Nonostante la sua tempra eccezionale, Geoffroy non è un personaggio monolitico, e questo fa parte del suo fascino. Cammina sempre sul limitare di sentieri che potrebbero facilmente fargli porre il piede in fallo. Insomma, è soggetto a tentazioni di ogni tipo. Tanto per dirvene una, è un alchimista pentito. È anche piuttosto vanitoso, cioè sa di essere un bell’uomo… per cui, ora che ci penso, dubito che rinuncerebbe a ciocche della sua folta chioma in vostro favore, care le mie groupies.

Tra le sue molte qualità, ha un forte senso di paternità, non soltanto nei confronti di François, il figlio adorato, ma anche nei confronti dei amici più giovani (specialmente il suo compagno d’armi Hugh de Payns). Non voglio sviolinare troppo, e spero di aver fatto del mio meglio come autrice; al limite chiederò scusa se non sono stata all’altezza delle sue aspettative, e mi offrirò di occuparmi delle sue armi, e soprattutto della sua spada. Volete sapere come è fatta? Era un’arma di splendida fattura, con una croce greca incisa nel disco del pomolo e il rilievo di un muso leonino posto in un altro disco più piccolo, al centro dell’elsa lavorata. Dal punto ov’era il disco con il leone, erano incise fiamme a voluta. Lo stesso avveniva sulla lama, cominciando dalla parte larga vicina all’elsa, e lungo tutto il metallo il fuoco inciso, avvampando, emetteva ai lati molte fiamme più piccole.

Non manca molto, sono arrivata proprio nell’ala meridionale dove risiedono i cavalieri. Vedo la porta che conduce ai loro alloggi. Mi apposto nelle vicinanze dell’uscio, assalita dalla timidezza. Quasi quasi torno indietro e risalgo sulla mia macchina del tempo, ma so che Luz rimarrebbe delusa – e anche voi, scommetto! – perché sarebbe un finale che non manterrebbe le vostre aspettative, un crescendo che si concluderebbe in un capitombolo.

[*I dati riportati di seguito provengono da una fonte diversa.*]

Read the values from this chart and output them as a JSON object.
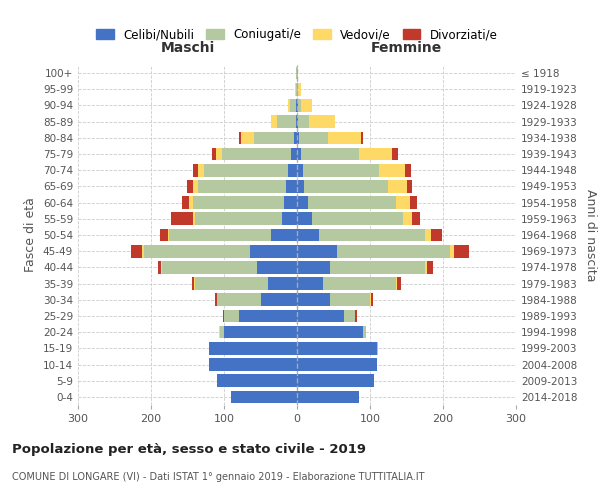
{
  "age_groups": [
    "0-4",
    "5-9",
    "10-14",
    "15-19",
    "20-24",
    "25-29",
    "30-34",
    "35-39",
    "40-44",
    "45-49",
    "50-54",
    "55-59",
    "60-64",
    "65-69",
    "70-74",
    "75-79",
    "80-84",
    "85-89",
    "90-94",
    "95-99",
    "100+"
  ],
  "birth_years": [
    "2014-2018",
    "2009-2013",
    "2004-2008",
    "1999-2003",
    "1994-1998",
    "1989-1993",
    "1984-1988",
    "1979-1983",
    "1974-1978",
    "1969-1973",
    "1964-1968",
    "1959-1963",
    "1954-1958",
    "1949-1953",
    "1944-1948",
    "1939-1943",
    "1934-1938",
    "1929-1933",
    "1924-1928",
    "1919-1923",
    "≤ 1918"
  ],
  "male": {
    "celibi": [
      90,
      110,
      120,
      120,
      100,
      80,
      50,
      40,
      55,
      65,
      35,
      20,
      18,
      15,
      12,
      8,
      4,
      2,
      1,
      0,
      0
    ],
    "coniugati": [
      0,
      0,
      0,
      1,
      5,
      20,
      60,
      100,
      130,
      145,
      140,
      120,
      125,
      120,
      115,
      95,
      55,
      25,
      8,
      2,
      1
    ],
    "vedovi": [
      0,
      0,
      0,
      0,
      2,
      0,
      0,
      1,
      1,
      2,
      2,
      3,
      5,
      8,
      8,
      8,
      18,
      8,
      3,
      1,
      0
    ],
    "divorziati": [
      0,
      0,
      0,
      0,
      0,
      2,
      2,
      3,
      5,
      15,
      10,
      30,
      10,
      8,
      8,
      5,
      2,
      0,
      0,
      0,
      0
    ]
  },
  "female": {
    "nubili": [
      85,
      105,
      110,
      110,
      90,
      65,
      45,
      35,
      45,
      55,
      30,
      20,
      15,
      10,
      8,
      5,
      3,
      2,
      1,
      0,
      0
    ],
    "coniugate": [
      0,
      0,
      0,
      1,
      5,
      15,
      55,
      100,
      130,
      155,
      145,
      125,
      120,
      115,
      105,
      80,
      40,
      15,
      5,
      2,
      1
    ],
    "vedove": [
      0,
      0,
      0,
      0,
      0,
      0,
      1,
      2,
      3,
      5,
      8,
      12,
      20,
      25,
      35,
      45,
      45,
      35,
      15,
      3,
      0
    ],
    "divorziate": [
      0,
      0,
      0,
      0,
      0,
      2,
      3,
      5,
      8,
      20,
      15,
      12,
      10,
      8,
      8,
      8,
      2,
      0,
      0,
      0,
      0
    ]
  },
  "colors": {
    "celibi": "#4472C4",
    "coniugati": "#b5c9a0",
    "vedovi": "#ffd966",
    "divorziati": "#c0392b"
  },
  "title": "Popolazione per età, sesso e stato civile - 2019",
  "subtitle": "COMUNE DI LONGARE (VI) - Dati ISTAT 1° gennaio 2019 - Elaborazione TUTTITALIA.IT",
  "xlabel_left": "Maschi",
  "xlabel_right": "Femmine",
  "ylabel_left": "Fasce di età",
  "ylabel_right": "Anni di nascita",
  "xlim": 300,
  "legend_labels": [
    "Celibi/Nubili",
    "Coniugati/e",
    "Vedovi/e",
    "Divorziati/e"
  ]
}
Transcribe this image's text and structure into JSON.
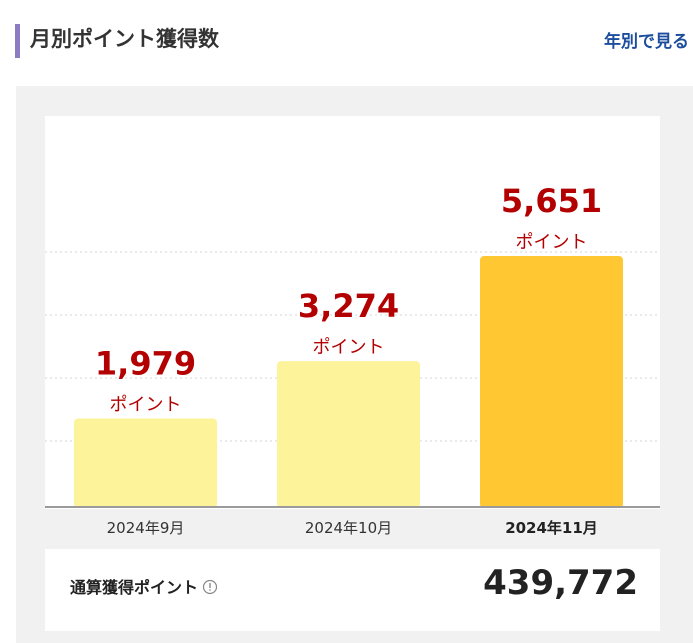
{
  "header": {
    "title": "月別ポイント獲得数",
    "yearly_link": "年別で見る"
  },
  "colors": {
    "accent": "#8e7cc3",
    "link": "#1d4e9e",
    "value_red": "#b30000",
    "bar_light": "#fdf39a",
    "bar_current": "#ffc832",
    "panel_bg": "#f1f1f1"
  },
  "chart_data": {
    "type": "bar",
    "categories": [
      "2024年9月",
      "2024年10月",
      "2024年11月"
    ],
    "values": [
      1979,
      3274,
      5651
    ],
    "value_labels": [
      "1,979",
      "3,274",
      "5,651"
    ],
    "unit_label": "ポイント",
    "highlight_index": 2,
    "ylim": [
      0,
      8500
    ],
    "grid": true
  },
  "total": {
    "label": "通算獲得ポイント",
    "info_icon": "info-circle-icon",
    "value": "439,772"
  }
}
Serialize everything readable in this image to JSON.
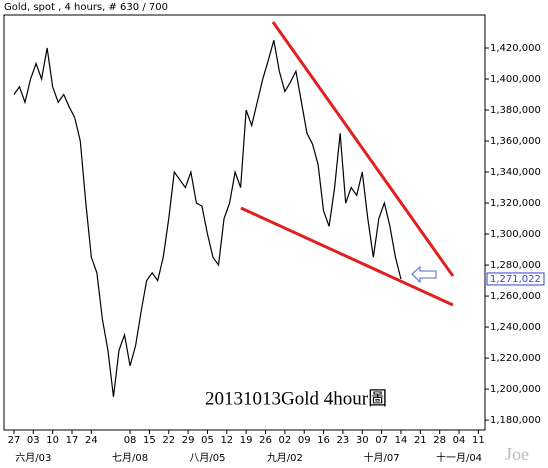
{
  "chart_data": {
    "type": "line",
    "title": "Gold, spot , 4 hours, # 630 / 700",
    "annotation": "20131013Gold 4hour圖",
    "watermark": "Joe",
    "x": [
      0,
      2,
      4,
      6,
      8,
      10,
      12,
      14,
      16,
      18,
      20,
      22,
      24,
      26,
      28,
      30,
      32,
      34,
      36,
      38,
      40,
      42,
      44,
      46,
      48,
      50,
      52,
      54,
      56,
      58,
      60,
      62,
      64,
      66,
      68,
      70,
      72,
      74,
      76,
      78,
      80,
      82,
      84,
      86,
      88,
      90,
      92,
      94,
      96,
      98,
      100,
      102,
      104,
      106,
      108,
      110,
      112,
      114,
      116,
      118,
      120,
      122,
      124,
      126,
      128,
      130,
      132,
      134,
      136,
      138,
      140
    ],
    "series": [
      {
        "name": "Gold",
        "color": "#000000",
        "values": [
          1390000,
          1395000,
          1385000,
          1400000,
          1410000,
          1400000,
          1420000,
          1395000,
          1385000,
          1390000,
          1382000,
          1375000,
          1360000,
          1320000,
          1285000,
          1275000,
          1245000,
          1225000,
          1195000,
          1225000,
          1235000,
          1215000,
          1228000,
          1250000,
          1270000,
          1275000,
          1270000,
          1285000,
          1310000,
          1340000,
          1335000,
          1330000,
          1340000,
          1320000,
          1318000,
          1300000,
          1285000,
          1280000,
          1310000,
          1320000,
          1340000,
          1330000,
          1380000,
          1370000,
          1385000,
          1400000,
          1412000,
          1425000,
          1405000,
          1392000,
          1398000,
          1405000,
          1385000,
          1365000,
          1358000,
          1345000,
          1315000,
          1305000,
          1330000,
          1365000,
          1320000,
          1330000,
          1325000,
          1340000,
          1310000,
          1285000,
          1310000,
          1320000,
          1305000,
          1285000,
          1271022
        ]
      }
    ],
    "last_value": 1271022,
    "last_label": "1,271,022",
    "trendlines": [
      {
        "color": "#e02020",
        "x": [
          93.7,
          158.8
        ],
        "y": [
          1436800,
          1272900
        ]
      },
      {
        "color": "#e02020",
        "x": [
          82.1,
          158.8
        ],
        "y": [
          1316800,
          1254200
        ]
      }
    ],
    "xlim": [
      -3.6,
      170.4
    ],
    "ylim": [
      1173600,
      1441300
    ],
    "xticks": [
      {
        "value": 0,
        "label": "27"
      },
      {
        "value": 7,
        "label": "03"
      },
      {
        "value": 14,
        "label": "10"
      },
      {
        "value": 21,
        "label": "17"
      },
      {
        "value": 28,
        "label": "24"
      },
      {
        "value": 42,
        "label": "08"
      },
      {
        "value": 49,
        "label": "15"
      },
      {
        "value": 56,
        "label": "22"
      },
      {
        "value": 63,
        "label": "29"
      },
      {
        "value": 70,
        "label": "05"
      },
      {
        "value": 77,
        "label": "12"
      },
      {
        "value": 84,
        "label": "19"
      },
      {
        "value": 91,
        "label": "26"
      },
      {
        "value": 98,
        "label": "02"
      },
      {
        "value": 105,
        "label": "09"
      },
      {
        "value": 112,
        "label": "16"
      },
      {
        "value": 119,
        "label": "23"
      },
      {
        "value": 126,
        "label": "30"
      },
      {
        "value": 133,
        "label": "07"
      },
      {
        "value": 140,
        "label": "14"
      },
      {
        "value": 147,
        "label": "21"
      },
      {
        "value": 154,
        "label": "28"
      },
      {
        "value": 161,
        "label": "04"
      },
      {
        "value": 168,
        "label": "11"
      }
    ],
    "month_ticks": [
      {
        "value": 7,
        "label": "六月/03"
      },
      {
        "value": 42,
        "label": "七月/08"
      },
      {
        "value": 70,
        "label": "八月/05"
      },
      {
        "value": 98,
        "label": "九月/02"
      },
      {
        "value": 133,
        "label": "十月/07"
      },
      {
        "value": 161,
        "label": "十一月/04"
      }
    ],
    "yticks": [
      {
        "value": 1180000,
        "label": "1,180,000"
      },
      {
        "value": 1200000,
        "label": "1,200,000"
      },
      {
        "value": 1220000,
        "label": "1,220,000"
      },
      {
        "value": 1240000,
        "label": "1,240,000"
      },
      {
        "value": 1260000,
        "label": "1,260,000"
      },
      {
        "value": 1280000,
        "label": "1,280,000"
      },
      {
        "value": 1300000,
        "label": "1,300,000"
      },
      {
        "value": 1320000,
        "label": "1,320,000"
      },
      {
        "value": 1340000,
        "label": "1,340,000"
      },
      {
        "value": 1360000,
        "label": "1,360,000"
      },
      {
        "value": 1380000,
        "label": "1,380,000"
      },
      {
        "value": 1400000,
        "label": "1,400,000"
      },
      {
        "value": 1420000,
        "label": "1,420,000"
      }
    ],
    "grid": false
  }
}
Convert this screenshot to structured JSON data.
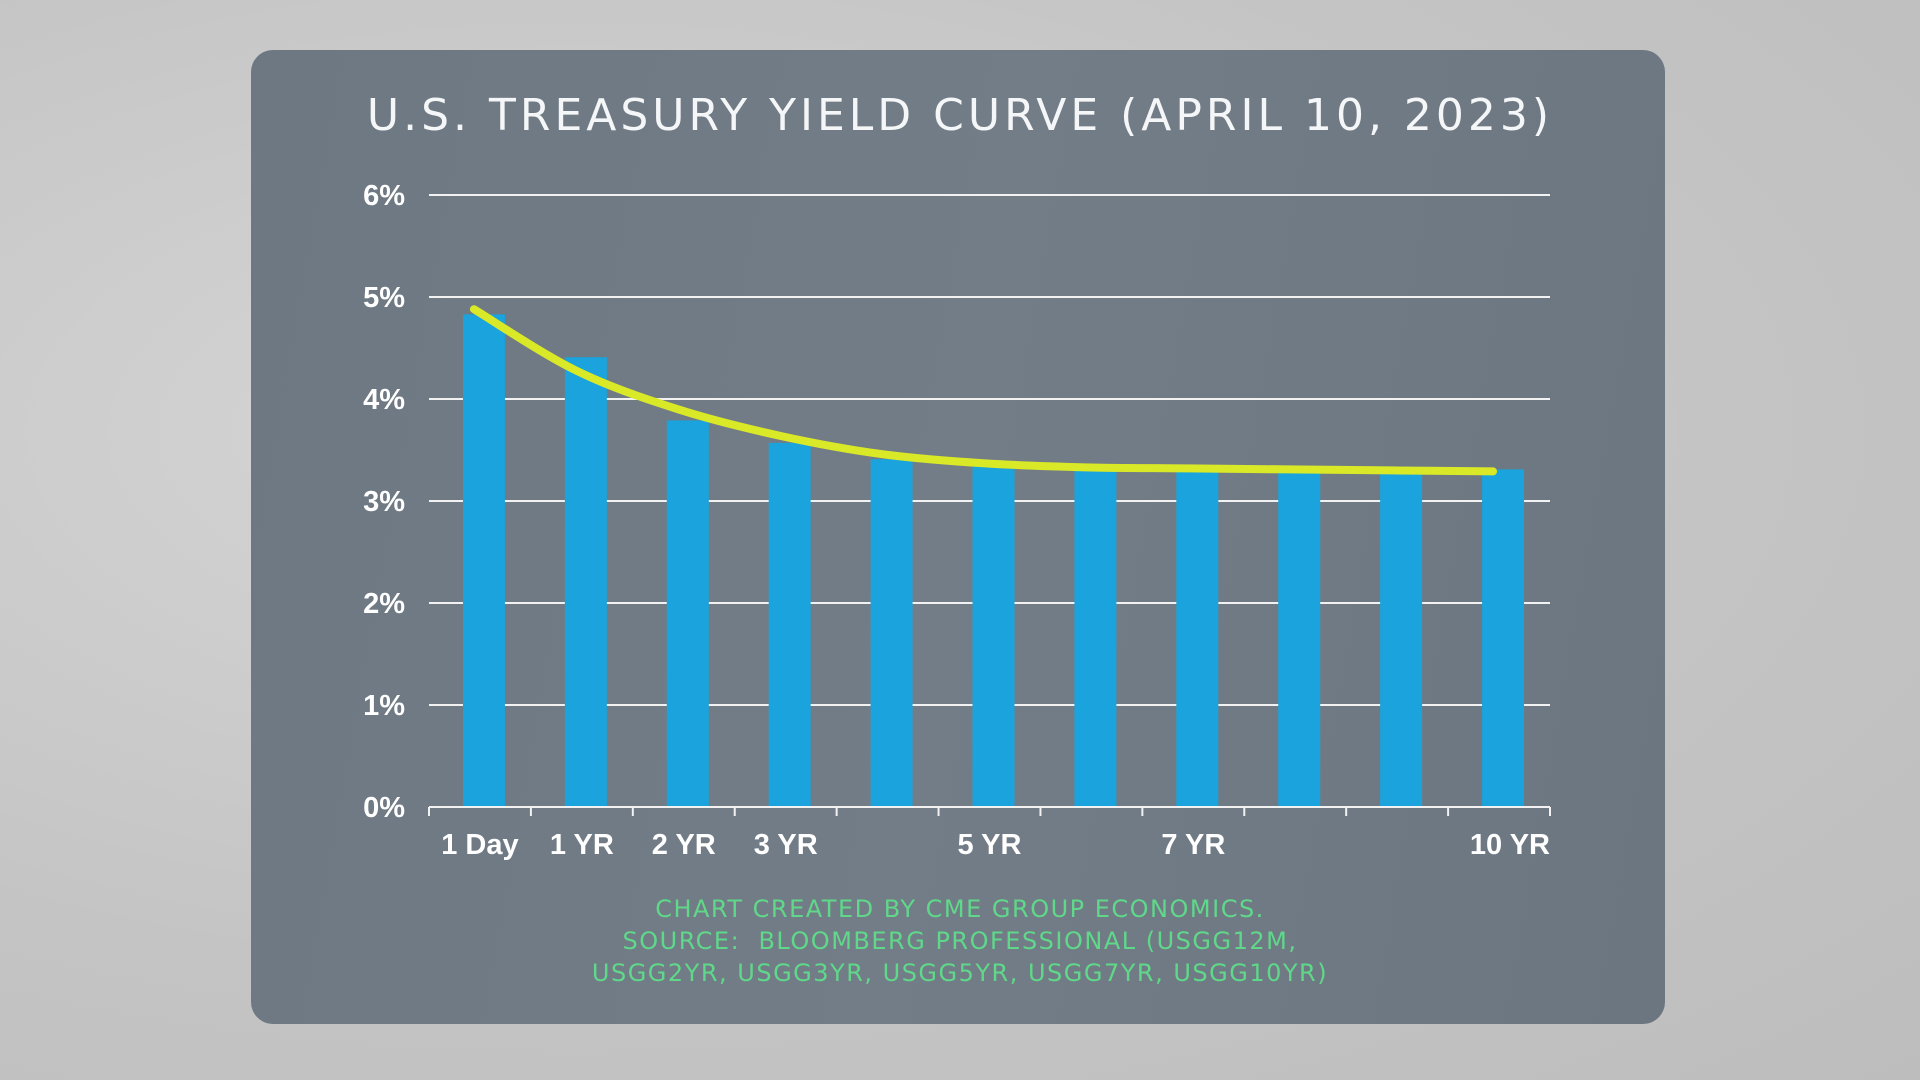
{
  "chart_data": {
    "type": "bar",
    "title": "U.S. TREASURY YIELD CURVE  (APRIL 10, 2023)",
    "xlabel": "",
    "ylabel": "",
    "categories": [
      "1 Day",
      "1 YR",
      "2 YR",
      "3 YR",
      "",
      "5 YR",
      "",
      "7 YR",
      "",
      "",
      "10 YR"
    ],
    "values": [
      4.83,
      4.41,
      3.79,
      3.57,
      3.41,
      3.34,
      3.31,
      3.3,
      3.3,
      3.3,
      3.31
    ],
    "trend_line": [
      4.88,
      4.28,
      3.9,
      3.64,
      3.46,
      3.37,
      3.33,
      3.32,
      3.31,
      3.3,
      3.29
    ],
    "ylim": [
      0,
      6
    ],
    "yticks": [
      "0%",
      "1%",
      "2%",
      "3%",
      "4%",
      "5%",
      "6%"
    ],
    "grid": true,
    "legend": "none",
    "colors": {
      "bars": "#1aa3dc",
      "trend_line": "#d9e827",
      "grid": "#f2f2f2",
      "footer": "#5fd88a"
    }
  },
  "footer": {
    "lines": [
      "CHART CREATED BY CME GROUP ECONOMICS.",
      "SOURCE:  BLOOMBERG PROFESSIONAL (USGG12M,",
      "USGG2YR, USGG3YR, USGG5YR, USGG7YR, USGG10YR)"
    ]
  }
}
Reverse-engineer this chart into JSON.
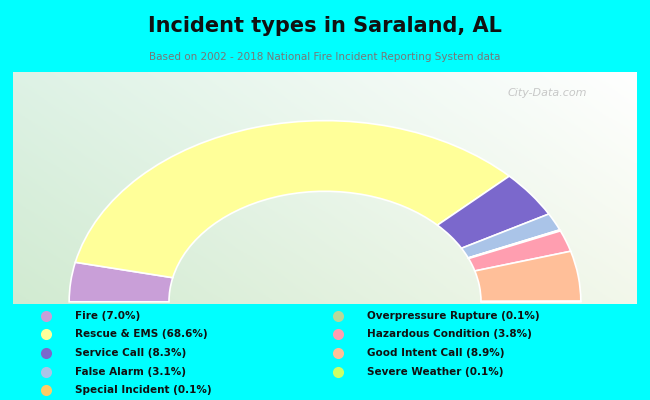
{
  "title": "Incident types in Saraland, AL",
  "subtitle": "Based on 2002 - 2018 National Fire Incident Reporting System data",
  "background_color": "#00FFFF",
  "watermark": "City-Data.com",
  "segments": [
    {
      "label": "Fire",
      "value": 7.0,
      "color": "#c99fd8"
    },
    {
      "label": "Rescue & EMS",
      "value": 68.6,
      "color": "#ffff99"
    },
    {
      "label": "Service Call",
      "value": 8.3,
      "color": "#7b68cc"
    },
    {
      "label": "False Alarm",
      "value": 3.1,
      "color": "#aac4e8"
    },
    {
      "label": "Special Incident",
      "value": 0.1,
      "color": "#ffcc66"
    },
    {
      "label": "Overpressure Rupture",
      "value": 0.1,
      "color": "#b8d89a"
    },
    {
      "label": "Hazardous Condition",
      "value": 3.8,
      "color": "#ff9eb0"
    },
    {
      "label": "Good Intent Call",
      "value": 8.9,
      "color": "#ffbf99"
    },
    {
      "label": "Severe Weather",
      "value": 0.1,
      "color": "#ccff66"
    }
  ],
  "legend_left": [
    {
      "label": "Fire (7.0%)",
      "color": "#c99fd8"
    },
    {
      "label": "Rescue & EMS (68.6%)",
      "color": "#ffff99"
    },
    {
      "label": "Service Call (8.3%)",
      "color": "#7b68cc"
    },
    {
      "label": "False Alarm (3.1%)",
      "color": "#aac4e8"
    },
    {
      "label": "Special Incident (0.1%)",
      "color": "#ffcc66"
    }
  ],
  "legend_right": [
    {
      "label": "Overpressure Rupture (0.1%)",
      "color": "#b8d89a"
    },
    {
      "label": "Hazardous Condition (3.8%)",
      "color": "#ff9eb0"
    },
    {
      "label": "Good Intent Call (8.9%)",
      "color": "#ffbf99"
    },
    {
      "label": "Severe Weather (0.1%)",
      "color": "#ccff66"
    }
  ]
}
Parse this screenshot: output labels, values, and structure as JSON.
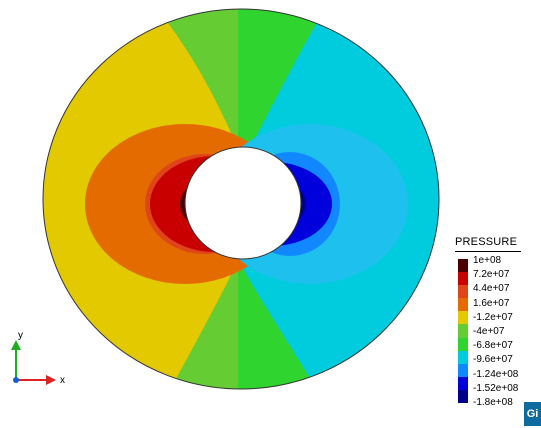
{
  "legend": {
    "title": "PRESSURE",
    "entries": [
      {
        "label": "1e+08",
        "color": "#4b0000"
      },
      {
        "label": "7.2e+07",
        "color": "#c80000"
      },
      {
        "label": "4.4e+07",
        "color": "#e0451a"
      },
      {
        "label": "1.6e+07",
        "color": "#e36b00"
      },
      {
        "label": "-1.2e+07",
        "color": "#e3c900"
      },
      {
        "label": "-4e+07",
        "color": "#66cc33"
      },
      {
        "label": "-6.8e+07",
        "color": "#2fd42f"
      },
      {
        "label": "-9.6e+07",
        "color": "#00ccdd"
      },
      {
        "label": "-1.24e+08",
        "color": "#1188ff"
      },
      {
        "label": "-1.52e+08",
        "color": "#0000dd"
      },
      {
        "label": "-1.8e+08",
        "color": "#00008a"
      }
    ]
  },
  "axes": {
    "x_label": "x",
    "y_label": "y"
  },
  "badge": {
    "text": "Gi"
  }
}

Così spingo timidamente l’uscio poiché è socchiuso, ed entro… per un attimo sono abbagliata dal sole che inonda la stanza.
 
Davanti a una finestra sulla città, e sul sole del tramonto, un uomo è in piedi. Mi volge le spalle, e ha la mano sul pomolo della spada. Sta guardando verso quel sole, come se non mi avesse sentito entrare. L’ho riconosciuto. Ha i capelli lunghi, biondissimi, uniti da un legaccio di cuoio. Si è girato, ma io mi sento talmente confusa e intimorita che, ancora, non riesco a scorgere le sue fattezze nel gioco finale dei raggi di sole. L’uomo cammina verso di me, seguitando a tenere la mano sul pomolo della spada. Con straordinaria, incoerente precisione, io vedo, incisa sul piatto disco del pomolo, una croce, e le dita dell’uomo circondare quella croce. Avverto la gola seccarsi per la paura. Apro la bocca per cavare aria, sono sul punto di gridare, di darmi alla fuga. Un terrore innominabile mi afferra, mi stringe alle viscere, mi discioglie… Come d’incanto, sento una voce rivolgersi a me, e dirmi: “Benvenuto a Gerusalemme, figlio mio. Ti stavamo aspettando.”

***

Cristina M. Cavaliere

 

Nota: Le parti in corsivo sono passaggi elaborato dai romanzi del ciclo: “La terra del tramonto”, “Le strade dei pellegrini”, “Le regine di Gerusalemme”.